Our own Anne McLaughlin was featured in a recent article in Time.com. Anne and her colleagues Jason Allaire (NCSU) and Maribeth Gandy (Georgia Tech) were recently awarded a $1.2 million grant from the National Science Foundation to study using games to moderate cognitive decline in older adults.
Their plan is to study what parts of games might help cognitive performance and then to create a new game based on these components.
There is, of course, no cure for memory loss, and no preventive vaccine. Yet a rapidly growing body of evidence suggests that certain behaviors may reliably slow the effects of age-related cognitive decline. Chief among them: eating right, exercising and engaging in social activity and mentally challenging tasks.

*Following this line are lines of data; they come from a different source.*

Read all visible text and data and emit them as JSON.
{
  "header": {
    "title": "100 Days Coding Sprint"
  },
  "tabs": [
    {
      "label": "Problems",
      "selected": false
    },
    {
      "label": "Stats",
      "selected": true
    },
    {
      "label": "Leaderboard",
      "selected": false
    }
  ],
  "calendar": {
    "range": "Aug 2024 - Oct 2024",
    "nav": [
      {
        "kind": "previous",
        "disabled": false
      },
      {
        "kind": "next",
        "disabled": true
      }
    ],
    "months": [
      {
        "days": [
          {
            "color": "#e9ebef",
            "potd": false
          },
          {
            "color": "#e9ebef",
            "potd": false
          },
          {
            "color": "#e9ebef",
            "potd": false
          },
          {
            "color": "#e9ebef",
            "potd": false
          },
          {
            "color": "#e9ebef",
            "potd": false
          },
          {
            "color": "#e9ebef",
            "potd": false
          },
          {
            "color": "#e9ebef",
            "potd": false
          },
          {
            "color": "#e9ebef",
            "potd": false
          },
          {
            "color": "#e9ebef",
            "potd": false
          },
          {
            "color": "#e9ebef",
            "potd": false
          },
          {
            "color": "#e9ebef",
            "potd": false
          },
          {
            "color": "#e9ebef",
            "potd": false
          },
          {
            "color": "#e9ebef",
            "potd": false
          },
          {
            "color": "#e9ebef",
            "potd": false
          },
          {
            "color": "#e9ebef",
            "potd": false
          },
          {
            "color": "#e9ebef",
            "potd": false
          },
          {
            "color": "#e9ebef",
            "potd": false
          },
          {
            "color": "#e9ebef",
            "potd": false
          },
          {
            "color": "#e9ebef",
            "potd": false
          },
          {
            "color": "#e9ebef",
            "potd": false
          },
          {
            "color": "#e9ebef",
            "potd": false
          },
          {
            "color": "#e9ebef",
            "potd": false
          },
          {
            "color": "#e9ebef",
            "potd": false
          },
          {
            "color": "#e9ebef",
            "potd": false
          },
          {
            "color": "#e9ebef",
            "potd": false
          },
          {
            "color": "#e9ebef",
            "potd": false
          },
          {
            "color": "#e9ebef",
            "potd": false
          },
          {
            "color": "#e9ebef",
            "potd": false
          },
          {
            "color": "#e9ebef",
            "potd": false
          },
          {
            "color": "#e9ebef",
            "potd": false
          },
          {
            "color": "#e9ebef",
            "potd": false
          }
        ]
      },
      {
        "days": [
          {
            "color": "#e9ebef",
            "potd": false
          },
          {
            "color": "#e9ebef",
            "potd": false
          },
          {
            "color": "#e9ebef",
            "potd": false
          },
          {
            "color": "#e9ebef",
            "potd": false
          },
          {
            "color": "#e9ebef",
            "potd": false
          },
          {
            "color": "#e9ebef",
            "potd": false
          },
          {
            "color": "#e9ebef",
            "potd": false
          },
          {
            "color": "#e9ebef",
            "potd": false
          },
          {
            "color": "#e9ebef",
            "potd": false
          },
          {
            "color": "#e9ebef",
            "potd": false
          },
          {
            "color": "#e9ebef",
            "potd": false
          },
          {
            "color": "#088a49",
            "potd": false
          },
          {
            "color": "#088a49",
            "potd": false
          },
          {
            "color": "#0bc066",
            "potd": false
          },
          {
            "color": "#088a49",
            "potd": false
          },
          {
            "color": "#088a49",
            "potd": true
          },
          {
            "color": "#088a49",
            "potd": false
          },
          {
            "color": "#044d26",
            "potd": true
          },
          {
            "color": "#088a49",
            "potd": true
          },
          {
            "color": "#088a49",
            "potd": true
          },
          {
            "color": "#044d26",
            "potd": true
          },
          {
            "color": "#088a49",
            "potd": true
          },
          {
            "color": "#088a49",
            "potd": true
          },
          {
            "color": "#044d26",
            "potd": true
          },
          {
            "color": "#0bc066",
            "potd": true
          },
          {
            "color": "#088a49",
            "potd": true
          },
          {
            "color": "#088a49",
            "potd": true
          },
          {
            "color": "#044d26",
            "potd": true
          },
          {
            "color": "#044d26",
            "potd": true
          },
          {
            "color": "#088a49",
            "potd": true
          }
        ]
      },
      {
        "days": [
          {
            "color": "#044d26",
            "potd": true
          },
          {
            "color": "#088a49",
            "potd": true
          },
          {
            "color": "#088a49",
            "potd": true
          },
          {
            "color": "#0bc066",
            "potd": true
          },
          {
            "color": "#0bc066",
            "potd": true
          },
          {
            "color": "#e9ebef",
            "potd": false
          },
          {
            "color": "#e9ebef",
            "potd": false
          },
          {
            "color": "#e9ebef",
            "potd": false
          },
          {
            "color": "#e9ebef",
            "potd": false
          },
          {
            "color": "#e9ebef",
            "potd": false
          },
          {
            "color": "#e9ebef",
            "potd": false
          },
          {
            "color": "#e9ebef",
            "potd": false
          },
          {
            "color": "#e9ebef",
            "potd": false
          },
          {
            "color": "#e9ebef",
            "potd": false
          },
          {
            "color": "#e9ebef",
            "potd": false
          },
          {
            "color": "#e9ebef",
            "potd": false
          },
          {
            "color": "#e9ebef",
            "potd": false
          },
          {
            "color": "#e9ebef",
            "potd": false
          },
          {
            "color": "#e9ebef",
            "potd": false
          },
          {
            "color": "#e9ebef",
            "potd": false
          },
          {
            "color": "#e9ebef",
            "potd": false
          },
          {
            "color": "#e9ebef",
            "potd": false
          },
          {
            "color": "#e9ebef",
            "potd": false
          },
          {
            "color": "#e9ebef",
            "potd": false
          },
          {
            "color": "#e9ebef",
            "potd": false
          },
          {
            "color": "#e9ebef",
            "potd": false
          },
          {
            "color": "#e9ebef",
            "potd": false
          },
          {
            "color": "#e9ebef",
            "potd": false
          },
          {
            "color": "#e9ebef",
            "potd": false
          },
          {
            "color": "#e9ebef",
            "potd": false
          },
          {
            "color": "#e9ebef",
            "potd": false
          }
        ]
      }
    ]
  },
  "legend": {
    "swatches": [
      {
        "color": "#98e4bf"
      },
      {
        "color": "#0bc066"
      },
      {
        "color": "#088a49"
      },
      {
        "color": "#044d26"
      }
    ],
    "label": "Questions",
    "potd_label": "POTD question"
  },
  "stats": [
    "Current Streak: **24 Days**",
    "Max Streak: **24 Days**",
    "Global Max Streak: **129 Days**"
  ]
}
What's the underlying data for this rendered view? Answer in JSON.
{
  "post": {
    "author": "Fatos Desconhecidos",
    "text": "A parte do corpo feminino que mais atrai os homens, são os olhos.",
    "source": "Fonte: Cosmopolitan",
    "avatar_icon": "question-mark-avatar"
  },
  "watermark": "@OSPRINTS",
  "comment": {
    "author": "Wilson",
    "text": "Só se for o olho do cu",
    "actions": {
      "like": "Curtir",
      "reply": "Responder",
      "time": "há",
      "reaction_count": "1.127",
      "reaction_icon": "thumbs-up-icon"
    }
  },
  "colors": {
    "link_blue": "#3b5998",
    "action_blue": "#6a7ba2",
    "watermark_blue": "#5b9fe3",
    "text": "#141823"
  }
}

McLaughlin and Allaire’s new study will follow 270 seniors as they play the Wii game Boom Blox. Gameplay involves demolishing targets like a medieval castle or a space ship using an arsenal of weapons such as slingshots and cannonballs. While those particular skills may not seem transferable to off-screen life, McLaughlin says she and her colleagues chose Boom Blox specifically because it does require a wide range of real-world skills, including memory, special ability, reasoning and problem solving. [ed: 'special ability' should be spatial ability]
Why Boom Blox? Anne tells me that she:
“…actually chose the game after doing task analyses on many games, seeing what fit our profile, then showing those games to OA [older adults] in a focus group and getting “buy in” for what they said they would play.”
Below is an annotated screen shot of Boom Blox and an excerpt of the task analysis of the game and what abilities are required.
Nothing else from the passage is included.